O problema é que a delação não é uma sentença, ela tem que ser bonificada ou ela não tem valor nenhum. A delação tem que ser vista com muito cuidado. Antigamente, quando não havia delação premiada, o Supremo tinha a jurisprudência para a chamada de corréu. Era o sujeito querendo tirar o corpo fora, imputando ao outro, achando que com isso, se condenado, na fixação de pena o juiz levaria em conta, mas não teria uma redução tão grande quanto essa delação premiada. Sem ser premiada, o Supremo ficava com o pé atrás. Sendo premiada, o juiz tem que ser muito cuidadoso porque as consequências são bem maiores do que se for uma delação típica se tudo aquilo for verificado.
A questão são os efeitos práticos dessa delação. Temos que pensar se isso tem sentido jurídico. Um sujeito que não tem importância vital no esquema entregando os demais é uma coisa. Outra é o líder do esquema se beneficiando com a delação. E vamos supor que caia uma hipótese dessa: em um grupo, todos fazem delação premiada. Ninguém será punido?
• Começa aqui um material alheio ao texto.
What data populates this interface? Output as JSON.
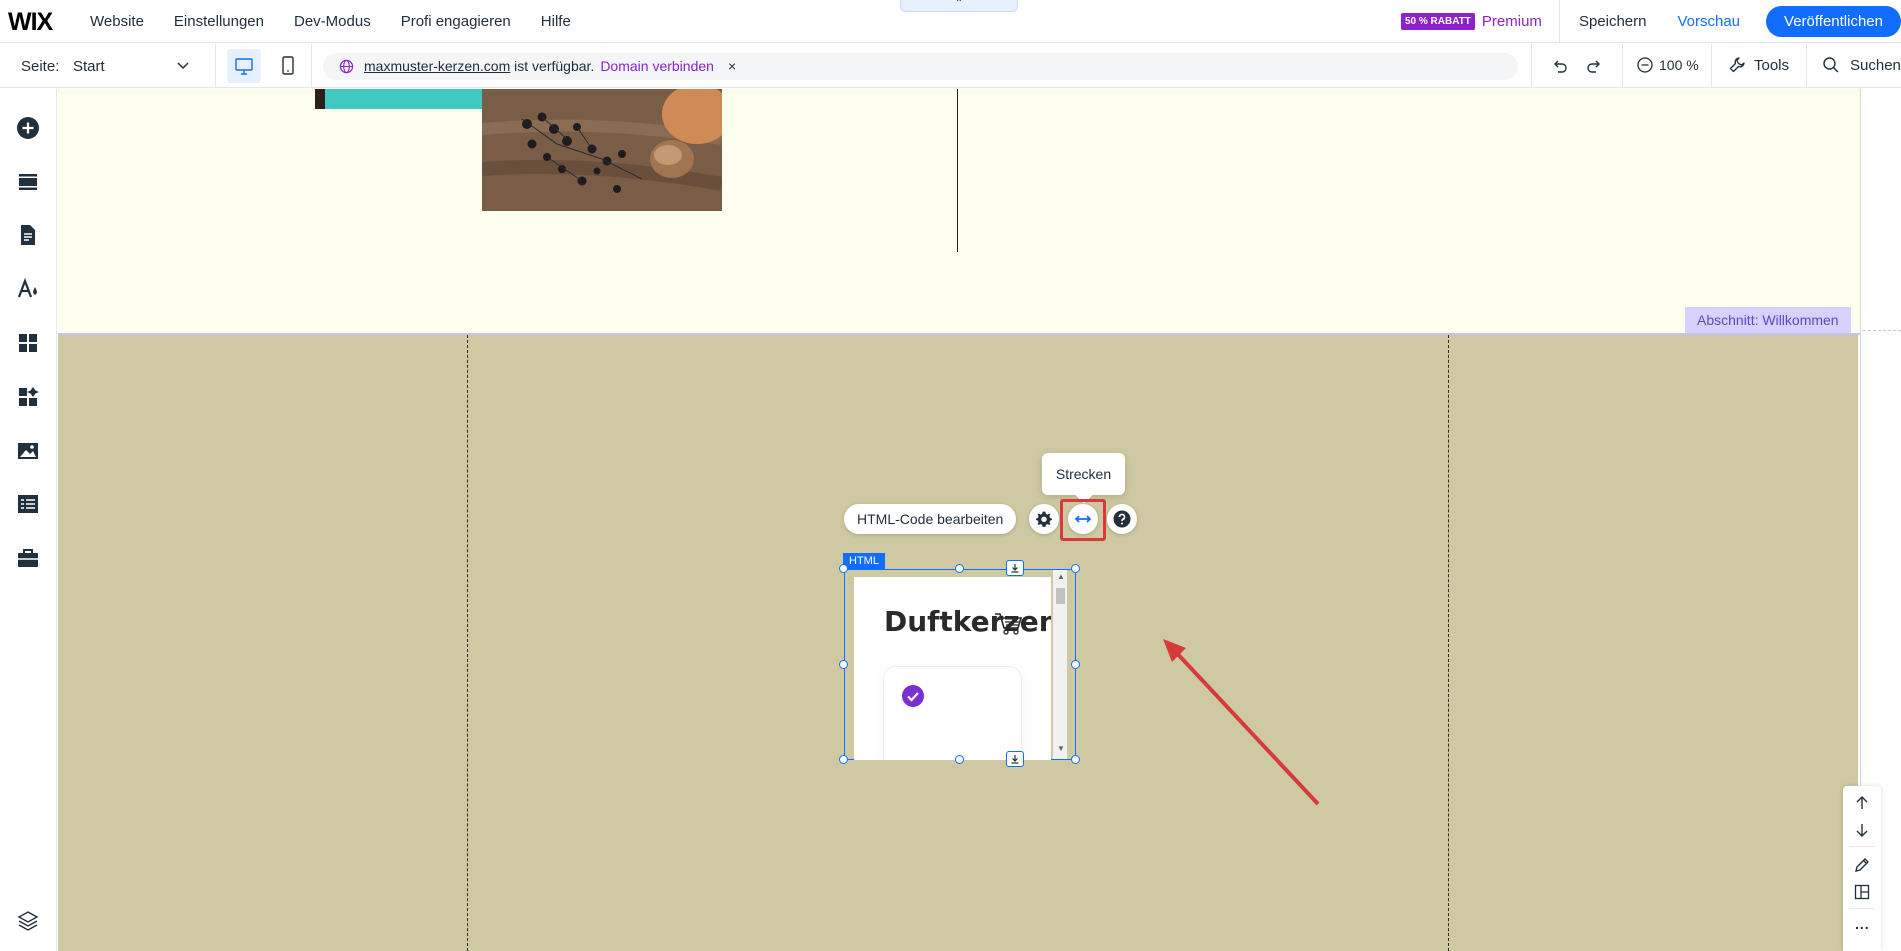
{
  "topbar": {
    "logo": "WIX",
    "menu": [
      "Website",
      "Einstellungen",
      "Dev-Modus",
      "Profi engagieren",
      "Hilfe"
    ],
    "collapse_glyph": "⌃",
    "discount_badge": "50 % RABATT",
    "premium": "Premium",
    "save": "Speichern",
    "preview": "Vorschau",
    "publish": "Veröffentlichen"
  },
  "secondbar": {
    "page_label": "Seite:",
    "page_value": "Start",
    "domain_name": "maxmuster-kerzen.com",
    "domain_status": "ist verfügbar.",
    "domain_connect": "Domain verbinden",
    "domain_close": "×",
    "zoom": "100 %",
    "tools": "Tools",
    "search": "Suchen"
  },
  "canvas": {
    "section_label": "Abschnitt: Willkommen",
    "tooltip": "Strecken",
    "edit_html_button": "HTML-Code bearbeiten",
    "html_tag": "HTML",
    "html_title": "Duftkerzen"
  },
  "colors": {
    "accent_blue": "#116dff",
    "premium_purple": "#8e21c9",
    "section_bg": "#cec9a2",
    "highlight_red": "#d63a3a"
  },
  "icons": {
    "sidebar": [
      "add-icon",
      "sections-icon",
      "pages-icon",
      "design-icon",
      "apps-icon",
      "business-apps-icon",
      "media-icon",
      "cms-icon",
      "portfolio-icon",
      "layers-icon"
    ],
    "right_tools": [
      "move-up-icon",
      "move-down-icon",
      "edit-icon",
      "layout-icon",
      "more-icon"
    ]
  },
  "right_tools": {
    "more": "..."
  }
}
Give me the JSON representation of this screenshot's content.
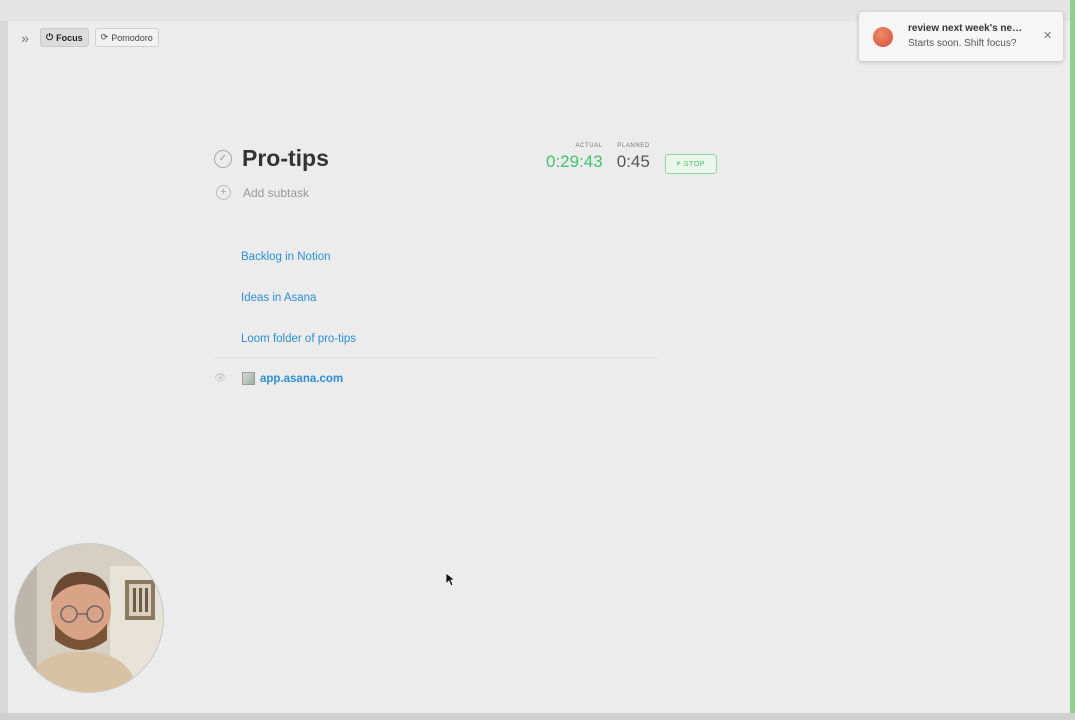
{
  "toolbar": {
    "collapse_icon": "chevrons-right-icon",
    "modes": [
      {
        "label": "Focus",
        "icon": "power-icon",
        "active": true
      },
      {
        "label": "Pomodoro",
        "icon": "timer-icon",
        "active": false
      }
    ]
  },
  "task": {
    "title": "Pro-tips",
    "add_subtask_placeholder": "Add subtask"
  },
  "timer": {
    "actual_caption": "ACTUAL",
    "actual_value": "0:29:43",
    "planned_caption": "PLANNED",
    "planned_value": "0:45",
    "stop_label": "STOP"
  },
  "links": [
    {
      "label": "Backlog in Notion"
    },
    {
      "label": "Ideas in Asana"
    },
    {
      "label": "Loom folder of pro-tips"
    }
  ],
  "resource": {
    "label": "app.asana.com"
  },
  "notification": {
    "title": "review next week's ne…",
    "subtitle": "Starts soon. Shift focus?"
  },
  "colors": {
    "actual_green": "#3fc46e",
    "link_blue": "#2b8fd6",
    "toast_avatar": "#e0603f"
  }
}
O senhor acha que caberia uma regulamentação da lei?
Ela está disposta em vários lugares, tem um tipo de delação no Código Penal e tem essas que estão sendo feitas agora. Não sei até que ponto isso não pode causar algum tipo de confusão. Tem que ver com cuidado o efeito do instituto sobre a pena. Uma pessoa que não tem importância nenhuma no esquema terá uma pena alta e o cabeça não?
Faria sentido ter delação premiada apenas para réus não presos?
Em relação ao réu que está preso não poderia ter, né? Às vezes, a pessoa está presa por outros motivos. Vamos supor o sujeito tentou fugir e foi preso, para quê impedir a delação dele? Essas medidas que são muito radicais, que mudam completamente a sistemática têm que ser analisadas com muito cuidado.
O STJ e o Supremo, até o presente momento, apoiaram todos os atos que vieram do Paraná, em relação a Lava Jato. O senhor acha que a operação não correria risco de ser anulada?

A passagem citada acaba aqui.